The James Buchanan Brady Urological Institute, Johns Hopkins University School of Medicine, Baltimore, Maryland 21287, USA.
Cancer Res. 2010 Dec 1;70(23):9549-53. doi: 10.1158/0008-5472.CAN-10-1760. Epub 2010 Jul 29.
The convergence of phage-displayed peptide libraries and recombinant viral vectors launched a promising new direction in targeted viral gene therapeutics, but the translation of targeting peptides to functional cancer therapeutic agents has been challenging. Here, we report progress in developing a successful strategy to optimize targeted viral infection through adenovirus-displayed, semirandom peptide libraries. A phage-derived peptide targeting the prostate-specific membrane antigen (PSMA) was genetically incorporated into the adenoviral capsid Fiber protein and flanked by random peptide cassettes. The resulting adenovirus library was biopanned against PSMA-expressing cells and tumors to identify a PSMA-retargeted adenovirus. While the initial peptide alone could not target viral infection, the selected virus preferentially infects PSMA-expressing cells through the targeting peptide and infects LNCaP tumors after intravenous injection. Our results indicate that virus-displayed, semirandom peptide libraries can be used to optimize targeting infection. This approach represents a novel principle for developing targeted agents in a variety of disease models.

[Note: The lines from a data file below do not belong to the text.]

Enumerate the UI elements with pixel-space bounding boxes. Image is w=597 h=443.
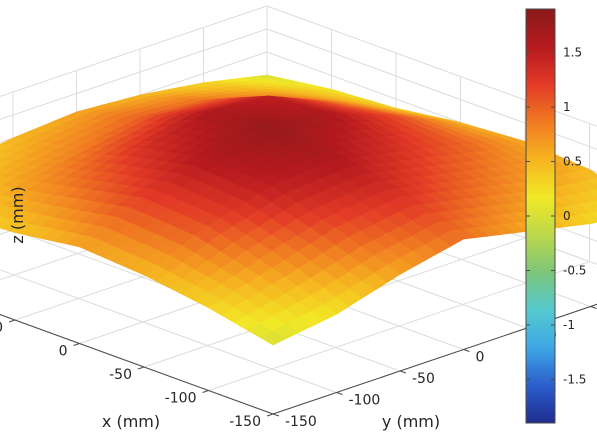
- y-tick-mark: [272, 413, 280, 417]
- x-tick-mark: [8, 319, 16, 323]
- x-tick-label: -50: [109, 367, 132, 383]
- axis-labels: x (mm) y (mm) z (mm): [8, 186, 440, 431]
- wall-grid-line: [0, 5, 268, 97]
- colorbar-strip: [525, 8, 556, 424]
- x-tick-label: -150: [229, 414, 261, 430]
- wall-grid-line: [0, 28, 268, 120]
- x-tick-mark: [137, 366, 145, 370]
- y-tick-label: -100: [349, 393, 381, 409]
- colorbar-tick-label: 0: [563, 209, 571, 223]
- wall-grid-line: [266, 28, 597, 150]
- y-axis-label: y (mm): [382, 412, 440, 431]
- x-tick-label: 50: [0, 320, 3, 336]
- x-tick-mark: [202, 390, 209, 393]
- y-tick-label: -150: [285, 414, 317, 430]
- y-tick-mark: [336, 392, 343, 395]
- x-tick-mark: [73, 343, 80, 346]
- y-tick-label: -50: [412, 371, 435, 387]
- x-axis-label: x (mm): [102, 412, 160, 431]
- x-tick-label: 0: [59, 344, 68, 360]
- y-tick-mark: [590, 306, 597, 309]
- colorbar-tick-label: -0.5: [563, 264, 586, 278]
- surface-patch: [259, 330, 287, 346]
- y-tick-label: 0: [476, 350, 485, 366]
- colorbar: 1.5 1 0.5 0 -0.5 -1 -1.5: [525, 8, 586, 424]
- colorbar-tick-label: 1.5: [563, 46, 582, 60]
- z-axis-label: z (mm): [8, 186, 27, 243]
- colorbar-tick-label: 0.5: [563, 155, 582, 169]
- x-tick-label: -100: [165, 391, 197, 407]
- floor-grid-line: [0, 269, 337, 393]
- y-tick-mark: [463, 349, 470, 352]
- axes: 150100500-50-100-150-150-100-50050100150…: [0, 303, 597, 430]
- colorbar-tick-label: -1: [563, 318, 575, 332]
- wall-grid-line: [266, 5, 597, 127]
- colorbar-tick-label: 1: [563, 100, 571, 114]
- colorbar-tick-label: -1.5: [563, 372, 586, 386]
- y-tick-mark: [399, 370, 407, 374]
- surface: [0, 74, 597, 346]
- x-tick-mark: [266, 413, 274, 417]
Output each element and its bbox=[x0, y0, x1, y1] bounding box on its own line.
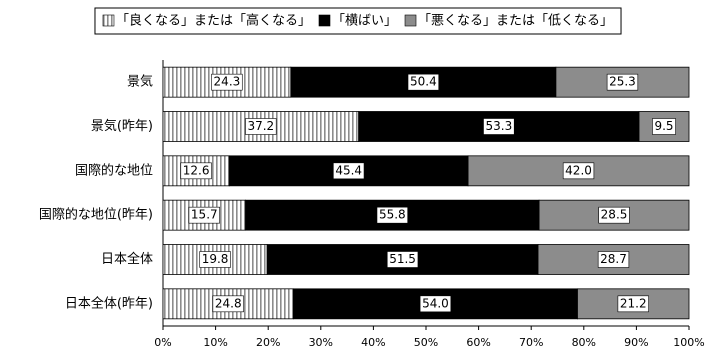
value-label: 12.6 bbox=[183, 163, 210, 177]
value-label-box bbox=[562, 162, 595, 180]
x-tick-label: 80% bbox=[572, 336, 596, 349]
value-label-group: 51.5 bbox=[386, 251, 419, 268]
x-tick-label: 70% bbox=[519, 336, 543, 349]
value-label: 55.8 bbox=[379, 208, 406, 222]
value-label-group: 19.8 bbox=[199, 251, 231, 268]
x-tick-label: 90% bbox=[624, 336, 648, 349]
x-tick-label: 20% bbox=[256, 336, 280, 349]
value-label: 28.7 bbox=[600, 252, 627, 266]
category-label: 景気 bbox=[127, 74, 153, 90]
value-label-group: 54.0 bbox=[419, 295, 452, 313]
x-tick-label: 10% bbox=[203, 336, 227, 349]
value-label: 25.3 bbox=[609, 75, 636, 89]
value-label: 54.0 bbox=[422, 296, 449, 310]
x-tick-label: 50% bbox=[414, 336, 438, 349]
legend-swatch bbox=[102, 14, 115, 27]
value-label-box bbox=[212, 295, 244, 313]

噬菌体展示肽文库和重组病毒载体的融合为靶向病毒基因治疗开辟了一个有前途的新方向,但将靶向肽转化为功能性癌症治疗剂一直具有挑战性。在这里,我们报告了在开发通过腺病毒展示的半随机肽文库来优化靶向病毒感染的成功策略方面的进展。一种针对前列腺特异性膜抗原 (PSMA) 的噬菌体衍生肽被基因整合到腺病毒衣壳纤维蛋白中,并被随机肽盒侧翼。由此产生的腺病毒文库针对表达 PSMA 的细胞和肿瘤进行生物淘选,以鉴定出一种针对 PSMA 的重定向腺病毒。虽然最初的肽本身不能靶向病毒感染,但所选病毒通过靶向肽优先感染表达 PSMA 的细胞,并在静脉注射后感染 LNCaP 肿瘤。我们的结果表明,病毒展示的半随机肽文库可用于优化靶向感染。这种方法为在各种疾病模型中开发靶向药物提供了一个新的原则。